Dan Didio took over the writing with issue 26. I've found Didio to be an engaging personality when I've seen him at the Baltimore ComiCon, but based on this effort, writing doesn't seem to be his forte. Suddenly, Geo-Force is megalomaniacally insane. He's purging all but Katana from the team. Katana is bizarrely devoted to Geo-Force as though she had sworn some samurai allegiance to him instead of being a co-equal in a team (which is not something we ever saw in the book). Markovia, with an evident editorial directive, has alienated the rest of the world and allied itself with New Krypton. I suppose this is the explanation for Geo-Force being made insane because it's the only reason a ruler would take a peaceful and prosperous principality and turn it into a rogue state.
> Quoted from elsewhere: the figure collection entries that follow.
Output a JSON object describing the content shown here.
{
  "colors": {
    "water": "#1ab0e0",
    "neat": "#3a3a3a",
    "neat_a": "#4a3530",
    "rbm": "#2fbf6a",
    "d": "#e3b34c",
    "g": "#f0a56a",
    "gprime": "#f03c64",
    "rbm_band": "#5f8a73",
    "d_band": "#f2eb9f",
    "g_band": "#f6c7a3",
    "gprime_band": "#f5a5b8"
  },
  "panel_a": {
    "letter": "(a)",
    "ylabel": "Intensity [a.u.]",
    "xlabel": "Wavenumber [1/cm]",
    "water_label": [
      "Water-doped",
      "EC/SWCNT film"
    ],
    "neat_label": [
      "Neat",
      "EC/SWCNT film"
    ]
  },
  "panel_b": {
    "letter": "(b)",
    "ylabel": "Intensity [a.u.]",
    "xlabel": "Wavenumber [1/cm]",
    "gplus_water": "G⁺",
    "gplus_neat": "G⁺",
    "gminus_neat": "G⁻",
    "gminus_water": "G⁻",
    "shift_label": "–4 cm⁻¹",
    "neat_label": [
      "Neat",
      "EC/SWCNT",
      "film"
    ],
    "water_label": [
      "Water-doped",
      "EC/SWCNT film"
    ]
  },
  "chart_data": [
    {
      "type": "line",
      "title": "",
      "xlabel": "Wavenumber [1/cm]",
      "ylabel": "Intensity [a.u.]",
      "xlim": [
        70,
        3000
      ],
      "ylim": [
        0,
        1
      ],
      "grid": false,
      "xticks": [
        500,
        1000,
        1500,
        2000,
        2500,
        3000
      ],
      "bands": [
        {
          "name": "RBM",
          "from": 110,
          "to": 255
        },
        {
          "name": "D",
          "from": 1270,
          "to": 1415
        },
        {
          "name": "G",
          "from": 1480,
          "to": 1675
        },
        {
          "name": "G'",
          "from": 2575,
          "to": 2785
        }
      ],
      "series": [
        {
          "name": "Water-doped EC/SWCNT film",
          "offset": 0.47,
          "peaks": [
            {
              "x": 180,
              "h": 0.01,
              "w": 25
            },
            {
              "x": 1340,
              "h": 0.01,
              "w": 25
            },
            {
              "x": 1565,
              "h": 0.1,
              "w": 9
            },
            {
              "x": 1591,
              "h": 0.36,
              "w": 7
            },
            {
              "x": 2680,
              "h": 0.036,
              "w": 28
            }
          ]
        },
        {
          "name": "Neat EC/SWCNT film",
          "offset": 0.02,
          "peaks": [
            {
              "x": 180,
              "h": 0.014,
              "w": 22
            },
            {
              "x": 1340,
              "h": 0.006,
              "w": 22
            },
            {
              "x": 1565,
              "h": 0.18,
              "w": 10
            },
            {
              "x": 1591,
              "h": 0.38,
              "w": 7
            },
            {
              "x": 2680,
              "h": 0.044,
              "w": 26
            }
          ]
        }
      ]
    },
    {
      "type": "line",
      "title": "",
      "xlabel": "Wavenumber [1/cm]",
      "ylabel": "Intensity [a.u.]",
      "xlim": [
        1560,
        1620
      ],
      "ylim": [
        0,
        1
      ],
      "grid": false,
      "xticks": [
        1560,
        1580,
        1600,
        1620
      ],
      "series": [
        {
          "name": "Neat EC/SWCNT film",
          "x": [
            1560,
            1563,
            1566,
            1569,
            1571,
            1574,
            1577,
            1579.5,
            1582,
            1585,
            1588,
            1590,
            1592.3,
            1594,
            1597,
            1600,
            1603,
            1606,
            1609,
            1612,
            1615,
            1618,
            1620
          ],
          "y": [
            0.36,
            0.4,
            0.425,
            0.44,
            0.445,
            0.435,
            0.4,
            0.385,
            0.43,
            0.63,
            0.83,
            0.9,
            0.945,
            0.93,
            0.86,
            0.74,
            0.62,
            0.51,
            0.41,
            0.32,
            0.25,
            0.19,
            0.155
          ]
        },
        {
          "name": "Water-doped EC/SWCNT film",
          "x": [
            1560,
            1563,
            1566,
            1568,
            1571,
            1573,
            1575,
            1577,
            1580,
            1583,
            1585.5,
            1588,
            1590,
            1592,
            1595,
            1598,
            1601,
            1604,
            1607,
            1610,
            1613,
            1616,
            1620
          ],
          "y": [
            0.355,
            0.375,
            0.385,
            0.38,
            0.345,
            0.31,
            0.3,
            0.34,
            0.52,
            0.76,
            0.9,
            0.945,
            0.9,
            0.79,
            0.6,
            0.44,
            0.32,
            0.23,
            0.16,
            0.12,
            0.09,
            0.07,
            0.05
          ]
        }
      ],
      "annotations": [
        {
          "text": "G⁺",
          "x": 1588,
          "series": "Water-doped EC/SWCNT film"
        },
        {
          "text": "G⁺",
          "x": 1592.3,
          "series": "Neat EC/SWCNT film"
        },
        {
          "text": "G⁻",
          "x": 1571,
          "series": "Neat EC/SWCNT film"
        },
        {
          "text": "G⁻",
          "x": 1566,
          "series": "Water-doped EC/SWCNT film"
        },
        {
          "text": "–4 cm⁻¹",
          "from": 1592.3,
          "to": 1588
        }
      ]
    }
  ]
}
At the same time, Didio has Creeper becoming dominated by Richard Rider, rather than the othert way around, and having a petty squabble with Metamorpho before leaving Markovia on his own. Which reminds me of the oddness of the entire team suddenly being in Markovia and acting as some sort of state militia. There was no explanation of why any of them but Geo-Force and Owlman were even in Markovia. Why are they suddenly not so much the Outsiders as state security for Markovia? Who knows. I'm not going to stick around to find out, either.

Didio creates conflicts between the team members that ring so false there's no hope of continuing with this book. And that doesn't even get me to the mondo bizzaro issue with vampire Looker that I mentioned in last month's The List. Maybe at some point this book will get back on the right tracks, but for right now it's one to be avoided. A damn shame, too, because it looked like Tomasi was taking it somewhere that could have been lasting.